Showing that a function has a zero in Unit Ball centred at 0.

Question

Suppose that $f(z)$ is a non-constant entire function such that $$|f(z)|=1 \text{ for every } z \text{ with } |z|=1.$$

Then show that $f(z)$ does not have a zero in $\mathfrak{B}(0,1)$.

How I approached this one?

Define $$g(z)=\frac{1}{f(z)}$$ for $z \in \mathfrak{B}(0,1)$

As $$|f(z)|=1 \text{ for every } z \text{ with } |z|=1,$$ we also have that $$|g(z)|=1 \text{ for every } z \text{ with } |z|=1.$$

Since $f(z)$ and $g(z)$ are analytic, they are continuous on $\frak{B}(0,1)$. Thus by the Maximum Modulus Principle, $|f(z)|$ and $|g(z)|$ must attain their maximum value on the boundary $|z|=1$ only.

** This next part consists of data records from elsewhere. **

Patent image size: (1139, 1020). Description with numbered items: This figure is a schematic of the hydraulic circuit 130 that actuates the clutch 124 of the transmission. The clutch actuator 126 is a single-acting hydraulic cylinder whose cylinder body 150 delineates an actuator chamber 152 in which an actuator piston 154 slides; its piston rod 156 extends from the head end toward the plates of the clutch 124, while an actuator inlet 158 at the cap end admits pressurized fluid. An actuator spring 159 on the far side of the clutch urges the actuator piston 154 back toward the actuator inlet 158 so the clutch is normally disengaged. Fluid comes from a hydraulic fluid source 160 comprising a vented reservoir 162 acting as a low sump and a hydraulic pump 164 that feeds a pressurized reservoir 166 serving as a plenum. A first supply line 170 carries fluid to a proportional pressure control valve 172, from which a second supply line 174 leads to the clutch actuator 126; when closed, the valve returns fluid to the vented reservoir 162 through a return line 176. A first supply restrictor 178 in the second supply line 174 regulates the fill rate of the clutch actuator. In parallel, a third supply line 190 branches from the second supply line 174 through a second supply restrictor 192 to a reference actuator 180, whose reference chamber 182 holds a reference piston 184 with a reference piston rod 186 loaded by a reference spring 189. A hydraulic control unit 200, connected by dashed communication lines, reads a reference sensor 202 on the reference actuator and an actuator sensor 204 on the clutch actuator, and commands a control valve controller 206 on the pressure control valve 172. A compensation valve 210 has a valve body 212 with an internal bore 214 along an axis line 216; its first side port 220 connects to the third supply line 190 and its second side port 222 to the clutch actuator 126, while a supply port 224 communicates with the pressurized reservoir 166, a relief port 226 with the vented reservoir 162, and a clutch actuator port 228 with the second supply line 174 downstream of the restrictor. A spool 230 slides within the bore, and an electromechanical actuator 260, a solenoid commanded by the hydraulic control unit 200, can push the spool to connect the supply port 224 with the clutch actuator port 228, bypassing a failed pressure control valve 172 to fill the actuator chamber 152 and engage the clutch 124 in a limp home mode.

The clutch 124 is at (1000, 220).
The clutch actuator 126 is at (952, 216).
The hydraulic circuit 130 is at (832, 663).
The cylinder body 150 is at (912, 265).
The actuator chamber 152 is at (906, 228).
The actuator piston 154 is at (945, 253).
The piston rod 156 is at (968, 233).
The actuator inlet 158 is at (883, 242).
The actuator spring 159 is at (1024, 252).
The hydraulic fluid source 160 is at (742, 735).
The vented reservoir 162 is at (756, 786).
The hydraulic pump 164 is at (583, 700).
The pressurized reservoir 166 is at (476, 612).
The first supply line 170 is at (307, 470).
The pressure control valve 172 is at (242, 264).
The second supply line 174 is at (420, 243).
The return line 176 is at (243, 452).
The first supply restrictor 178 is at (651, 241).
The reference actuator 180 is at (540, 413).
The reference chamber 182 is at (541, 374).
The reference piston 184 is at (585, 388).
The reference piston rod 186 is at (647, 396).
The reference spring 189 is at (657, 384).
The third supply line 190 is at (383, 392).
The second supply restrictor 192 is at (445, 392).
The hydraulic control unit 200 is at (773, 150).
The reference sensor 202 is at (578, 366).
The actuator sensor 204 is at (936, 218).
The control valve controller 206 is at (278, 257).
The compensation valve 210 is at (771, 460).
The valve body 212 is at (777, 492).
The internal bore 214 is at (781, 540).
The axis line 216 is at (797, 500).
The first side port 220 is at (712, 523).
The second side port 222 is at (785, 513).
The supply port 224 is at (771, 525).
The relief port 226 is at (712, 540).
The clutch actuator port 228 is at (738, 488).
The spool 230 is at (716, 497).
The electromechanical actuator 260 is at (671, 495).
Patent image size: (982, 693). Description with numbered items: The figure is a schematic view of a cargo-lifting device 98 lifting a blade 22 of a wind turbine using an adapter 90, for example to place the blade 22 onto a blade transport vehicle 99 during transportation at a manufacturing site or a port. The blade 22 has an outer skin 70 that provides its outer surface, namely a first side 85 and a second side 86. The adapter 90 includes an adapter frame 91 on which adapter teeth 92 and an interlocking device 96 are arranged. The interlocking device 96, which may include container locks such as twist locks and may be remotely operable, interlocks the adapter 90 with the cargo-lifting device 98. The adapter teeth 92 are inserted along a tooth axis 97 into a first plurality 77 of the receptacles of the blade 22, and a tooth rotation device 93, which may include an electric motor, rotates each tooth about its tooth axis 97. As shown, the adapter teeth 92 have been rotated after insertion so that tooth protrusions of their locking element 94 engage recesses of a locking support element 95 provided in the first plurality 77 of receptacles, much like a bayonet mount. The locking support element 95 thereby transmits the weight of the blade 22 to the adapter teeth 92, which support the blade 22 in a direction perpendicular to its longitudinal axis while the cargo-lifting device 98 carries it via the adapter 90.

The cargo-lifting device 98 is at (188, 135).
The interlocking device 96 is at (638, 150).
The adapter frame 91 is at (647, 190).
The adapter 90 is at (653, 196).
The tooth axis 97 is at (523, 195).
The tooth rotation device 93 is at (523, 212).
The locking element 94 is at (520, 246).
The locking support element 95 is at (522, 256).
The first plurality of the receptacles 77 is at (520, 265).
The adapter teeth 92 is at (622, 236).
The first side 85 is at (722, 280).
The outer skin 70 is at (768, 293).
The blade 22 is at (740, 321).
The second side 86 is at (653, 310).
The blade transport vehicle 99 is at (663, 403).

Thus $|f(z)|<1$ for $z \in \mathfrak{B}(0,1) \text{ and } |g(z)|<1$ for $z \in \mathfrak{B}(0,1)$

By definition, $$g(z)=\frac{1}{f(z)} \implies |g(z)|>1 \text{ for } z \in \mathfrak{B}(0,1) $$

Thus $|g(z)|=1$. How do I complete this proof? Is there a contradiction here?

Answer 1

The maximum is indeed attained at the boundary. We now have two possibilities:

1. $\bigl\lvert f(w)\bigr\rvert=1$ whenever $\lvert w\rvert<1$. But then, since $\lvert f\rvert$ is constant, it is a standard Complex Analysis statement that then $f$ itself is constant.
2. $\bigl\lvert f(w)\bigr\rvert<1$ for some $w$ such that $\lvert w\rvert<1$. Then $f$ attains its minimum at some $z_0$ with $\lvert z_0\rvert<1$. If $f(z_0)\neq0$, then $g$ attains its maximum at $z_0$ then.